El tráfico aéreo, las vacunas, las obras hidráulicas o la atención psicológica son hazañas de nuestro estado de bienestar que no son infalibles al cien por cien y debemos asumir que no hay soluciones matemáticamente perfectas para evitar un aterrizaje de emergencia, una reacción alérgica, unas inundaciones o un largo periodo de depresión. De esa imperfección se aprovecha la demagogia de baja estofa para construir discursos sobre cualquier cosa y proponer una pseudociencia propia para cada fenómeno, de manera que se pueda identificar al anfitrión de la culpa, especialmente si hay que lamentar fallecidos. Si preguntamos quién estaría dispuesto a un apagón de diez horas cada cinco años por una factura de la luz el triple de económica, creo que no nos sorprendería el elevado número de adeptos. Mi madre, que alumbró su posguerra con carburo, seguro que sí. De hecho, en los contratos que firmamos con las distribuidoras, damos como bueno que podemos pasar tres horas sin luz y diseñamos equipos de respaldo en servicios críticos para esas vicisitudes. Lo anómalo, lo extraordinario, lo que queda fuera de nuestra zona de confort, siempre es difícil de digerir. Necesitamos educarnos en nuestro compromiso con las decisiones que asumimos como país, que no hay sistemas infalibles per se, y pondría en el banquillo una temporada a los capitanes a posteriori. El discurso del «no tenía que haber pasado» aderezado por un «de ninguna manera» debería dar paso a «esto podría pasar» y, añado, debemos ser responsables de minimizar los riesgos de nuestras decisiones colectivas.
Me quedo con el consuelo de que en estos días ha emergido algo más de tecnología en las conversaciones domésticas. Ha sido todo un ejercicio de ciencia ciudadana gracias a muchos ingenieros que se han esforzado en ofrecer información fiable y dibujar un contexto que permita tranquilizar un poco más a la población.

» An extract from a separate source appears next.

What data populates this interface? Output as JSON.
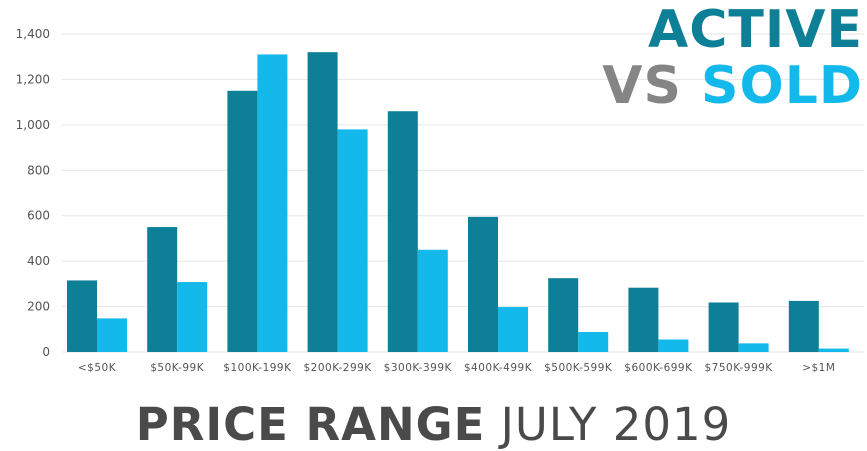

Hay por delante todo un futuro de situaciones que, cuando se produzcan, tendrán como espectador en fila cero un selecto ejército de comentaristas 'low-cost' especialistas en buscar responsables desde la ideología y el sectarismo. Si se hubiera fisurado la presa de Forata, de poco hubieran servido comidas más breves y haberse puesto el chaleco y la emisora a la hora que todos los valencianos lo merecían, sin ninguna duda. En ese escenario hipotético, se habrían buscado las opciones habituales, alguna falla en los materiales o el proceso de construcción de la presa, algún técnico que no elevó un informe de mantenimiento lo suficientemente riguroso o el olvido de algún plan hidrológico arrumbado en un cajón. Pese a los coeficientes de seguridad, siempre hay agraviados en los desastres y no puede ser que la culpa se la jueguen al póker entre los mismos, en plaza pública y con las cartas marcadas. No creo que deba haber una jurisprudencia para la evaluación de riesgos, y preferiría menos propensión por las togas de inquisidor que, inexorablemente, siguen teñidas de color político en la arena de los medios de comunicación.